La reconstrucción policial muestra que Paddock llegó el jueves al gigantesco Hotel Mandalay Bay. En su habitación, estratégicamente situada en el piso 32, acumuló 19 rifles. Dos con mira telescópica. Listos para matar.
Con calma, esperó hasta el domingo por la noche. Llegado el momento, quebró los cristales de dos ventanas, situó los trípodes y apretó el gatillo. Eran las 22.08. Su objetivo estaba a sus pies. Masivo e indefenso. Unas 22.000 personas concentradas en un concierto del cantante de country Jason Aldean, dentro del Route 91 Harvest Festival, que se celebraba junto al hotel. Durante 30 segundos, los disparos se confundieron con la música. Luego solo quedó el traqueteo convulso, sordo, casi infinito de las armas de Paddock sembrando la muerte.
“Era una pesadilla de guerra, no entendíamos quién disparaba ni desde dónde, pero sabíamos que nos querían matar”, contaba ayer un superviviente a la televisión. El horror duró unos siete minutos. Puede que incluso diez.
Aunque la intervención policial fue fulminante, fracasó en su intento de atrapar a Paddock con vida. En contra de las primeras versiones, el asesino no cayó en su habitación a manos de los SWAT, cuerpos policiales de intervención rápida, sino que se suicidó con sus propias armas.
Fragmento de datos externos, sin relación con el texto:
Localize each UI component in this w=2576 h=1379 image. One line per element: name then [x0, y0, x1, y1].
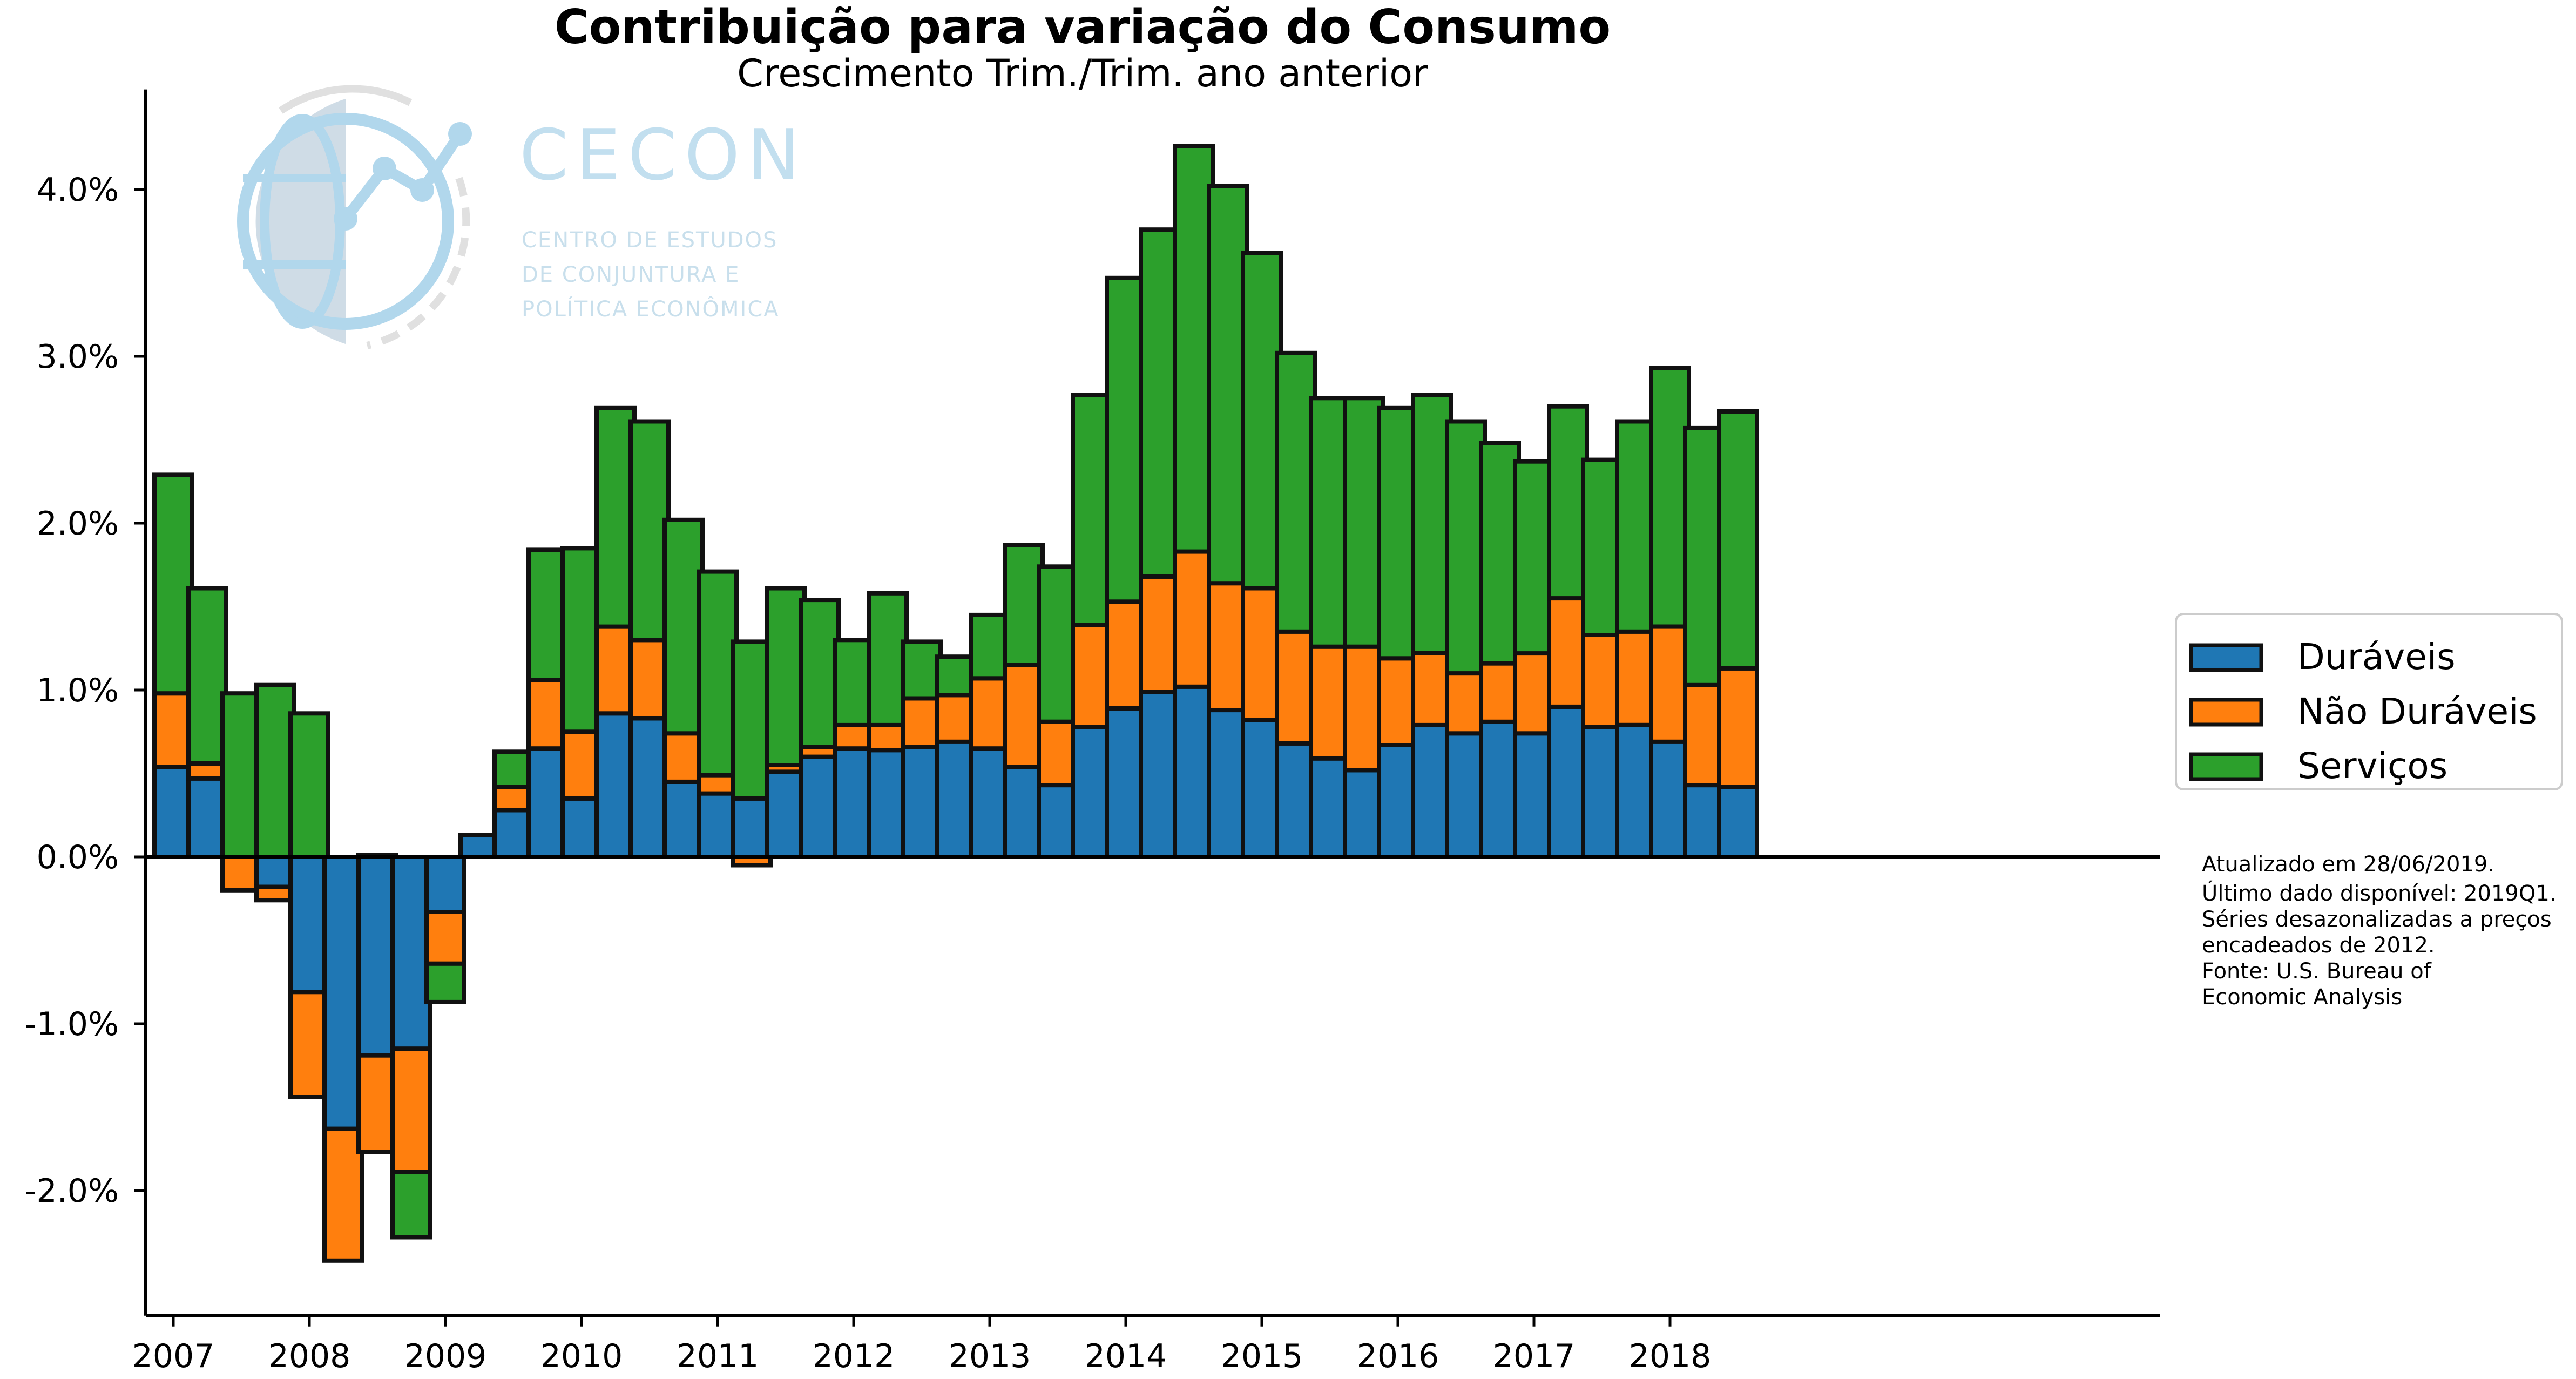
bar-2016Q3-Serviços [1445, 419, 1487, 676]
x-tick-label: 2009 [404, 1337, 487, 1375]
bar-2015Q1-Serviços [1241, 251, 1283, 591]
chart-title: Contribuição para variação do Consumo [555, 0, 1611, 55]
bar-2012Q3-Duráveis [901, 745, 943, 859]
note-line: Atualizado em 28/06/2019. [2202, 852, 2494, 877]
bar-2016Q2-Duráveis [1411, 722, 1453, 860]
bar-2009Q1-Duráveis [424, 855, 466, 914]
legend-label-Não Duráveis: Não Duráveis [2297, 691, 2537, 732]
x-tick-label: 2010 [540, 1337, 623, 1375]
bar-2007Q2-Serviços [186, 586, 228, 766]
logo-name: CECON [519, 114, 807, 196]
bar-2016Q2-Não Duráveis [1411, 651, 1453, 727]
bar-2014Q3-Serviços [1173, 144, 1215, 554]
logo-globe-circle [237, 113, 454, 330]
x-tick-label: 2011 [677, 1337, 759, 1375]
bar-2009Q1-Não Duráveis [424, 910, 466, 966]
note-line: Economic Analysis [2202, 985, 2402, 1010]
bar-2015Q2-Serviços [1275, 350, 1317, 634]
bar-2008Q1-Serviços [288, 711, 330, 860]
bar-2012Q2-Serviços [867, 591, 909, 727]
bar-2017Q1-Serviços [1513, 459, 1555, 656]
x-tick-label: 2014 [1085, 1337, 1167, 1375]
note-line: Séries desazonalizadas a preços [2202, 907, 2552, 932]
cecon-logo: CECON CENTRO DE ESTUDOS DE CONJUNTURA E … [237, 85, 807, 349]
bar-2009Q1-Serviços [424, 961, 466, 1004]
bar-2008Q3-Não Duráveis [356, 1053, 398, 1154]
y-ticks-group: -2.0% -1.0% 0.0% 1.0% 2.0% 3.0% 4.0% [25, 171, 146, 1210]
y-tick-label: 4.0% [37, 171, 119, 209]
bar-2018Q3-Serviços [1717, 409, 1759, 671]
x-tick-label: 2018 [1629, 1337, 1712, 1375]
bar-2011Q2-Serviços [731, 639, 773, 801]
x-tick-label: 2016 [1357, 1337, 1439, 1375]
bar-2013Q2-Serviços [1003, 543, 1045, 667]
bar-2011Q1-Duráveis [697, 791, 739, 859]
y-tick-label: -2.0% [25, 1172, 119, 1210]
bar-2018Q2-Serviços [1683, 425, 1725, 687]
bar-2016Q3-Não Duráveis [1445, 671, 1487, 736]
logo-globe-half [255, 99, 346, 344]
legend-swatch-Serviços [2189, 752, 2263, 781]
bar-2008Q4-Serviços [390, 1170, 432, 1240]
bar-2017Q2-Serviços [1547, 404, 1589, 601]
bar-2007Q4-Serviços [254, 682, 296, 859]
bar-2013Q3-Serviços [1037, 564, 1079, 724]
chart-subtitle: Crescimento Trim./Trim. ano anterior [737, 51, 1428, 96]
legend: Duráveis Não Duráveis Serviços [2175, 613, 2563, 790]
y-tick-label: 3.0% [37, 338, 119, 376]
bar-2016Q4-Serviços [1479, 441, 1521, 666]
bar-2011Q3-Serviços [765, 586, 807, 767]
bar-2013Q4-Serviços [1071, 393, 1113, 627]
bar-2011Q1-Serviços [697, 569, 739, 778]
x-tick-label: 2012 [813, 1337, 895, 1375]
note-line: Último dado disponível: 2019Q1. [2202, 880, 2557, 906]
bar-2018Q3-Duráveis [1717, 785, 1759, 859]
x-tick-label: 2007 [132, 1337, 215, 1375]
bar-2018Q2-Não Duráveis [1683, 682, 1725, 788]
bar-2018Q1-Serviços [1649, 366, 1691, 629]
legend-swatch-Duráveis [2189, 643, 2263, 672]
x-tick-label: 2008 [268, 1337, 351, 1375]
logo-arc [279, 85, 413, 114]
bar-2015Q3-Serviços [1309, 396, 1351, 649]
legend-label-Serviços: Serviços [2297, 745, 2447, 787]
y-tick-label: 2.0% [37, 505, 119, 543]
legend-frame [2175, 613, 2563, 790]
x-tick-label: 2013 [949, 1337, 1031, 1375]
bar-2017Q3-Não Duráveis [1581, 633, 1623, 729]
bar-2010Q2-Serviços [594, 405, 637, 629]
bar-2012Q1-Serviços [833, 638, 875, 727]
x-tick-label: 2017 [1493, 1337, 1576, 1375]
axes-group [144, 89, 2160, 1317]
y-tick-label: -1.0% [25, 1005, 119, 1043]
y-tick-label: 1.0% [37, 672, 119, 709]
bar-2011Q4-Duráveis [799, 754, 841, 859]
logo-line-3: POLÍTICA ECONÔMICA [522, 296, 780, 322]
bar-2018Q3-Não Duráveis [1717, 666, 1759, 789]
logo-trend-line [341, 131, 465, 222]
x-ticks-group: 2007 2008 2009 2010 2011 2012 2013 2014 2015 2016… [132, 1315, 1712, 1375]
bar-2014Q1-Serviços [1105, 275, 1147, 604]
bar-2016Q1-Serviços [1377, 405, 1419, 661]
legend-label-Duráveis: Duráveis [2297, 636, 2456, 678]
bars-group [152, 144, 1759, 1263]
note-line: Fonte: U.S. Bureau of [2202, 959, 2432, 984]
bar-2013Q1-Duráveis [969, 746, 1011, 859]
note-line: encadeados de 2012. [2202, 933, 2435, 958]
bar-2008Q2-Não Duráveis [322, 1126, 364, 1263]
bar-2008Q4-Não Duráveis [390, 1046, 432, 1175]
bar-2010Q3-Serviços [628, 419, 671, 643]
logo-line-2: DE CONJUNTURA E [522, 262, 740, 287]
bar-2015Q4-Não Duráveis [1343, 644, 1385, 773]
bar-2007Q1-Serviços [152, 472, 194, 696]
logo-line-1: CENTRO DE ESTUDOS [522, 228, 777, 253]
y-tick-label: 0.0% [37, 839, 119, 876]
legend-swatch-Não Duráveis [2189, 698, 2263, 727]
x-tick-label: 2015 [1221, 1337, 1303, 1375]
notes-block: Atualizado em 28/06/2019. Último dado dis… [2202, 852, 2557, 1010]
bar-2013Q1-Serviços [969, 612, 1011, 681]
De este final se sabe poco. Igual que de su vida. La implicación de su compañera, que en un principio fue considerada sospechosa, se ha diluido conforme pasan las horas. Y de los registros de su domicilio en Mesquite, a 130 kilómetros de Las Vegas, ha trascendido el hallazgo de 18 armas, munición y posible material para explosivos. El móvil, de momento, sigue siendo esquivo. Pese a ello la policía no teme ningún nuevo ataque. De algo está segura. Paddock era el principio y el fin del terror.